Permutation Polynomial Interleaved Zadoff-Chu Sequences
Fredrik Berggren, Branislav M. Popovic
TL;DR
This work demonstrates that interleaving Zadoff-Chu sequences with permutation polynomials, especially quadratic permutation polynomials and their inverses, preserves the CAZAC property and yields new, information-rich CAZAC sequences. The authors prove CAZAC preservation under key conditions (Theorems 1 and 2) and connect these interleaved sequences to GCL constructions, highlighting period and inversion considerations.
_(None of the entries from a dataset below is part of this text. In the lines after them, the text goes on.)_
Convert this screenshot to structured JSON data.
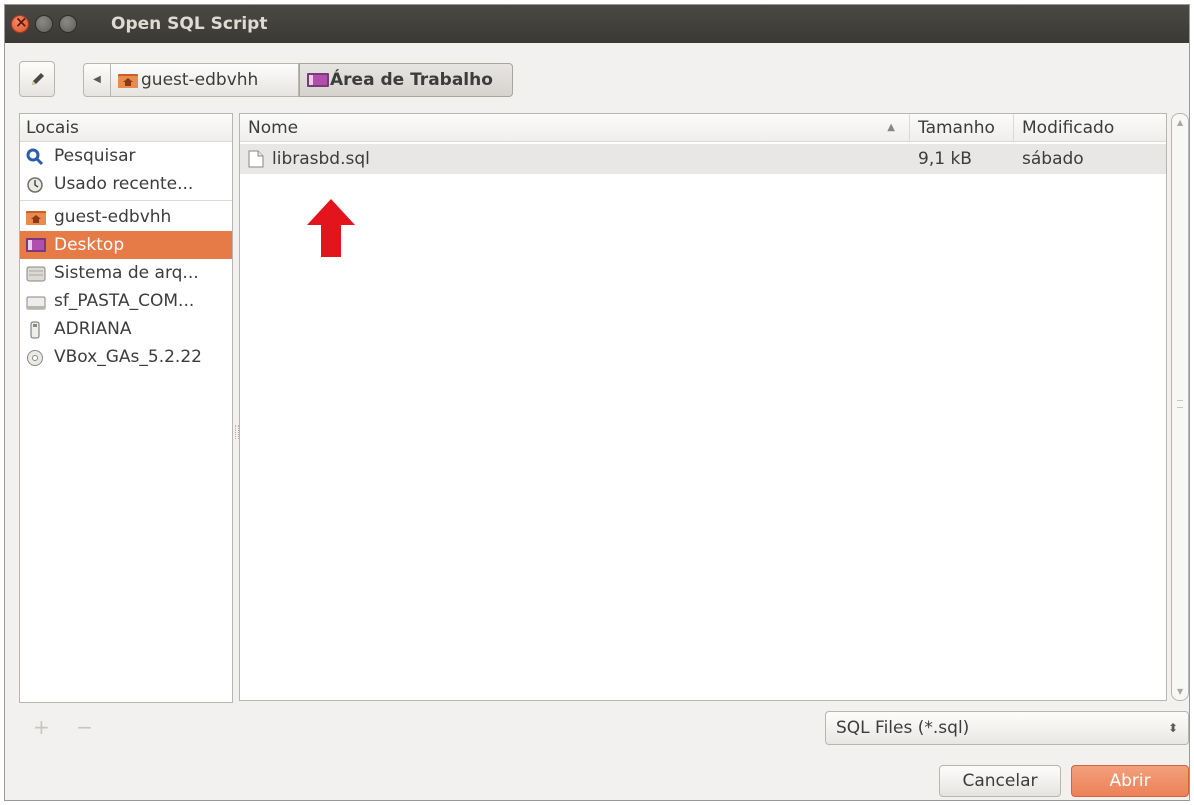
{
  "window": {
    "title": "Open SQL Script"
  },
  "pathbar": {
    "crumbs": [
      "guest-edbvhh",
      "Área de Trabalho"
    ]
  },
  "places": {
    "header": "Locais",
    "items": [
      {
        "label": "Pesquisar",
        "icon": "search-icon"
      },
      {
        "label": "Usado recente...",
        "icon": "recent-icon"
      },
      {
        "label": "guest-edbvhh",
        "icon": "home-folder-icon"
      },
      {
        "label": "Desktop",
        "icon": "desktop-icon",
        "selected": true
      },
      {
        "label": "Sistema de arq...",
        "icon": "drive-icon"
      },
      {
        "label": "sf_PASTA_COM...",
        "icon": "shared-folder-icon"
      },
      {
        "label": "ADRIANA",
        "icon": "usb-drive-icon"
      },
      {
        "label": "VBox_GAs_5.2.22",
        "icon": "optical-disc-icon"
      }
    ]
  },
  "filelist": {
    "columns": [
      "Nome",
      "Tamanho",
      "Modificado"
    ],
    "rows": [
      {
        "name": "librasbd.sql",
        "size": "9,1 kB",
        "modified": "sábado",
        "icon": "text-file-icon"
      }
    ]
  },
  "filter": {
    "selected": "SQL Files (*.sql)"
  },
  "buttons": {
    "cancel": "Cancelar",
    "open": "Abrir"
  },
  "colors": {
    "accent": "#e77b48",
    "annotation_arrow": "#e3141b"
  }
}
They also explore the uniqueness and orthogonality of the resulting sequences, showing that a set of orthogonal interleaved ZC sequences can be formed in many cases, though a full $N$-element orthogonal set is not universal. The results provide practical avenues for expanding CAZAC sequence libraries useful for reference signals, synchronization, and preambles in modern wireless systems, with potential for larger, orthogonal CAZAC sets via permutation-polynomial interleaving.
Abstract
Constant amplitude zero autocorrelation (CAZAC) sequences have modulus one and ideal periodic autocorrelation function. Such sequences are used in cellular radio communications systems, e.g., for reference signals, synchronization signals and random access preambles. We propose a new family CAZAC sequences, which is constructed by interleaving a Zadoff-Chu sequence by a quadratic permutation polynomial (QPP), or by a permutation polynomial whose inverse is a QPP. It is demonstrated that a set of orthogonal interleaved Zadoff-Chu sequences can be constructed by proper choice of QPPs.